Winter has again caused problems for people hiking the trail. A bridge is out at Oswald West. Trees fell during the winter closing the Cape Lookout north trail. And last week I discovered a major slide on the north Rain Forest Trail at Cascade Head.
And what is worse, I found out I was in the minority. Last year, I wrote about a hiker who was attempting the Oregon Coast Trail for the eighth time. She hadn’t completed it. She always quit somewhere around Pacific City or Lincoln City, with words to the effect of “too many roads.” Then, this week, someone else complained about the trail — “too much road and too much beach.” First of all, what would you expect with an ocean? And, second, the beach is my favorite part (especially the Oregon Dunes with miles of no road noise and plenty of surf ambience). Several of the detours new for this year are ways to walk less road and more beach.
•••
Hiking the Oregon Coast Trail from north to south, before reaching Siletz Bay National Wildlife Refuge the previous trail segments are a long road section from Pacific City to Winema. Several miles of beach are then followed by another road section (since the north Cascade Head trail has a slide and Fire Road 1861 closed about one and a half years ago).

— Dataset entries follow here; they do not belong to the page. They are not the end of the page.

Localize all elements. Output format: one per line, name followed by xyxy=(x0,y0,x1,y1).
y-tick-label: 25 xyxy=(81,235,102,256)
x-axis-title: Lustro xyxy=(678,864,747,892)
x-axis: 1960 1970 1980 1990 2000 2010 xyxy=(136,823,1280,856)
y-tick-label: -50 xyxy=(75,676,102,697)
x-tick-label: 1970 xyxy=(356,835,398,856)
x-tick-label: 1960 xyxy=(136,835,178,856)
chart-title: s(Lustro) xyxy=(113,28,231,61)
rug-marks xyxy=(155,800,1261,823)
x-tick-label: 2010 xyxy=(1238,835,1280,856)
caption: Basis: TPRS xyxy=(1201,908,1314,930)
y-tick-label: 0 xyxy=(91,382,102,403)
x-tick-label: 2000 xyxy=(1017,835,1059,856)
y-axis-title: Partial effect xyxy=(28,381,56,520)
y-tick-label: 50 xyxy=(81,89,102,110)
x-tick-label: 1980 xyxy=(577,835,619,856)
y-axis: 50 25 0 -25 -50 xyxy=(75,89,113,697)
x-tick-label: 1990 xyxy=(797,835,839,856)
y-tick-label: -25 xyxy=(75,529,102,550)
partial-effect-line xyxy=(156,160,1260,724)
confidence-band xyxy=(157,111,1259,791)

After Cascade Head is another long section of road (will someone please connect Fraser Road to the Lincoln City Knoll Trail), followed by six miles of beach before another long section of Highway 101. I needed a break, and easily understood why the lady gave up. Too much/so much road. Of the 425 miles of the Oregon Coast Trail, more than 175 miles is road. Way too much has heavy traffic and unsafe, narrow shoulders.

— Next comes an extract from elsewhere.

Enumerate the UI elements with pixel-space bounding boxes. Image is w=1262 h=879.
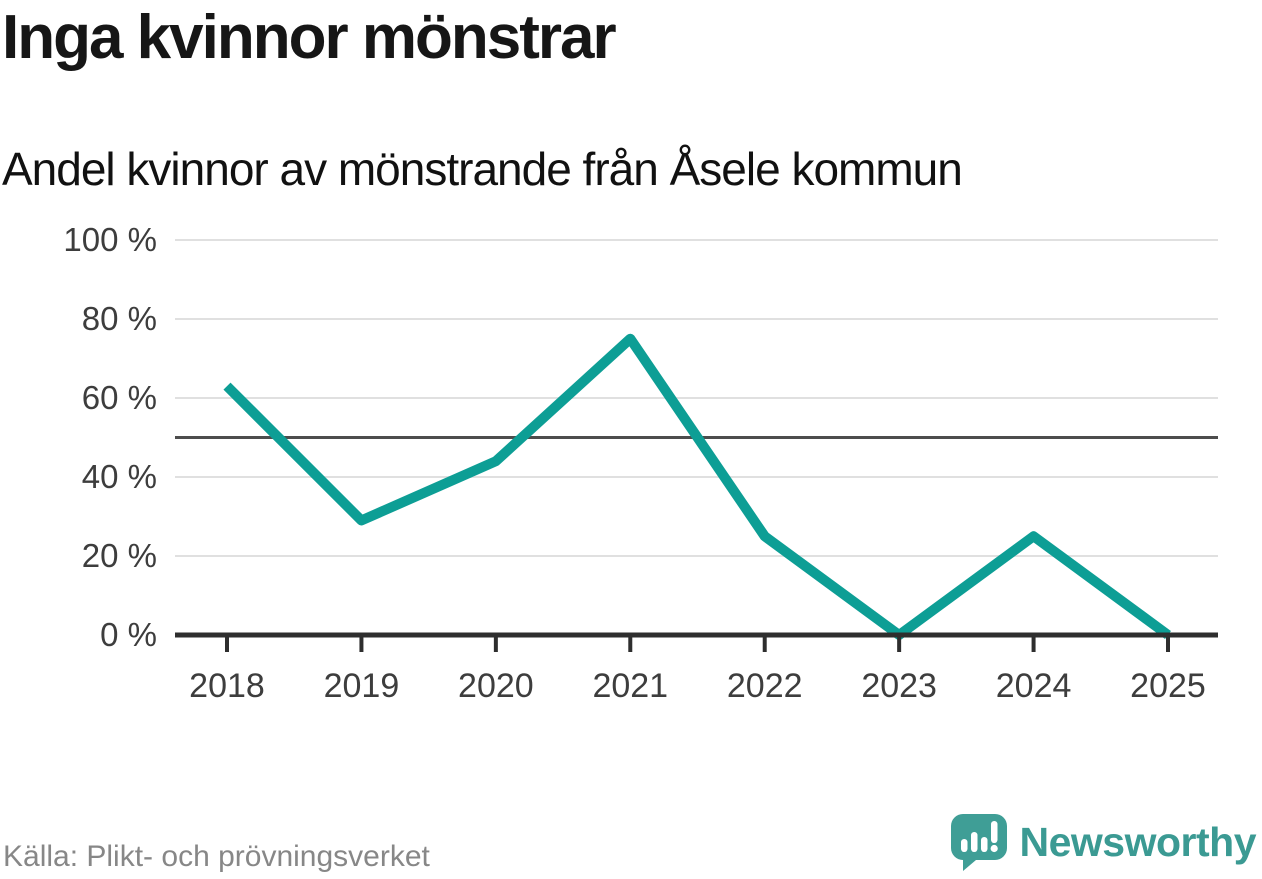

Back to exiting the beach at Lincoln City: Heading south two and a half miles after joining Highway 101 at 51st Street, you cross the Siletz River and soon enter Siletz Bay National Wildlife Reserve to the east.

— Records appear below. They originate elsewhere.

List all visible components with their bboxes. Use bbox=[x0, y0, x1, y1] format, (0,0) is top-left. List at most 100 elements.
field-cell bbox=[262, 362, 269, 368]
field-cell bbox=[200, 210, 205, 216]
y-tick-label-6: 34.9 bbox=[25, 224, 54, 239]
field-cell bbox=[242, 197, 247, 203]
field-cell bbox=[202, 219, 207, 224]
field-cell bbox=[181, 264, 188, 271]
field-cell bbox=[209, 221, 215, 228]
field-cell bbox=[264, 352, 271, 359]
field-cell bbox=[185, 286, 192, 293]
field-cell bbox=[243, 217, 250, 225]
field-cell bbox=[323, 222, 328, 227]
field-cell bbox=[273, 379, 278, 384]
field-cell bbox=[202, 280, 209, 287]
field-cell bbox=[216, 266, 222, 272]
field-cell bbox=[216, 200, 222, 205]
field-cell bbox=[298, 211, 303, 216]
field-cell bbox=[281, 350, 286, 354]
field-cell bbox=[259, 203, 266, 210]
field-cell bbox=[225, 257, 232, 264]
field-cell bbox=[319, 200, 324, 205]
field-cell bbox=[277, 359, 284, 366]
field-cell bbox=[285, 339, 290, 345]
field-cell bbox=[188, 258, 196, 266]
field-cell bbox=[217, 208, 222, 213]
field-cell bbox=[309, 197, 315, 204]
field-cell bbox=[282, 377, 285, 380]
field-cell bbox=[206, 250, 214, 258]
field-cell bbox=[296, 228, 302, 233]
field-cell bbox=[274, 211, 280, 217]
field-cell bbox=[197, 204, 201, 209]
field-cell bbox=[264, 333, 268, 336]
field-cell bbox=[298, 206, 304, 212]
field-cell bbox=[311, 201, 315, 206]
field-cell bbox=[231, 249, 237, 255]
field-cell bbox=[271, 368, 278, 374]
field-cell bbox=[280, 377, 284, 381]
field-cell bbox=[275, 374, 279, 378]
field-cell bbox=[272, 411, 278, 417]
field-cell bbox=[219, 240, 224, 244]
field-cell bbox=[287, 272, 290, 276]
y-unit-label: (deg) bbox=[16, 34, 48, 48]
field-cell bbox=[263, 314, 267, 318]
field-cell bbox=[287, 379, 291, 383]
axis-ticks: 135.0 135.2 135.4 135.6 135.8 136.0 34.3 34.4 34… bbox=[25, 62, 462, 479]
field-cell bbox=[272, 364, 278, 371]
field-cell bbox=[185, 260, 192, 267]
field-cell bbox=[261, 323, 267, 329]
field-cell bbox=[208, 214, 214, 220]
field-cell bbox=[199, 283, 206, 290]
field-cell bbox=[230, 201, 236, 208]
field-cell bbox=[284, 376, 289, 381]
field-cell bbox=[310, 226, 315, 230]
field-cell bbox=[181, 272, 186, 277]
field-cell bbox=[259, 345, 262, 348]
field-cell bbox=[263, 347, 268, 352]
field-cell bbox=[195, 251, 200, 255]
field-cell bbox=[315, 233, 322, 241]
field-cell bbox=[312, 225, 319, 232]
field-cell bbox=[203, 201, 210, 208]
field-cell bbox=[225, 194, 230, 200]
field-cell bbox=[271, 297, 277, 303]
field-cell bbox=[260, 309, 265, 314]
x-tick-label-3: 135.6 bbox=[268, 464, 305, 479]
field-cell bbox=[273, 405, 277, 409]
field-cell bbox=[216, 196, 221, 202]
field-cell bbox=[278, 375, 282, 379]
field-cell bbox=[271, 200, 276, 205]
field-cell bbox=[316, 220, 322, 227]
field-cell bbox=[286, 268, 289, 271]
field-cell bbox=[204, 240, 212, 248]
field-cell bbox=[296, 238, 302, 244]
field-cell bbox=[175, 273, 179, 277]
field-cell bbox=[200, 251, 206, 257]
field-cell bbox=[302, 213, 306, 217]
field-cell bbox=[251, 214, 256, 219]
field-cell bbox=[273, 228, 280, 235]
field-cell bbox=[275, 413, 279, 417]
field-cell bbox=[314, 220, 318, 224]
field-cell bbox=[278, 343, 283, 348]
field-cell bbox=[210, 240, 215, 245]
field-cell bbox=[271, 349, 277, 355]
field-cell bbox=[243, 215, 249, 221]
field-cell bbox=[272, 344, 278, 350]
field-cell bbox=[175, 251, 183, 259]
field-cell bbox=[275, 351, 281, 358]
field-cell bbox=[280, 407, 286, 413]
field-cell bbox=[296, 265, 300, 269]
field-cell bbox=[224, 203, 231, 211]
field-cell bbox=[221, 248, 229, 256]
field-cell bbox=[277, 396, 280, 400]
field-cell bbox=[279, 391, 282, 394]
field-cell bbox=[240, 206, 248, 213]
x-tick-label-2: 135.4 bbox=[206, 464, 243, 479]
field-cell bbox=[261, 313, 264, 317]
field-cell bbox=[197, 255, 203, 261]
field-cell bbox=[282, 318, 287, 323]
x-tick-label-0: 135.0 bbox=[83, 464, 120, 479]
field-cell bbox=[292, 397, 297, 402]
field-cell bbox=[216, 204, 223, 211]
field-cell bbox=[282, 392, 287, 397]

Established in 1991 as one of six wildlife reserves in Oregon, the Siletz Bay reserve was a major project to turn dairy pasture back to a salt marsh. Dikes were breached and removed, ditches were filled, and trees added to provide additional fish-sheltering areas. It wasn’t until 2017 before the roughly half-mile Alder Island Nature Trail opened. Of course, I walk a mile clockwise and counter-clockwise so I can do it the right way and the Powell way. In my previous walks I had seen eagles, herons, river otters, and last year finally black-tailed deer. My thinking bench is at the far end of the trail loop overlooking the Siletz.
I need to ponder.
Why didn’t I tell the eight-time hiker to do the Oregon Coast Trail in sections? Why don’t people like the quiet of the beaches? What I am really thinking about is why hasn’t the Oregon Coast Trail plan been finalized? What trails could be added to reduce road usage? Could a ferry system across the many rivers save dozens of miles? Oh well, perhaps my next bench think time will be better.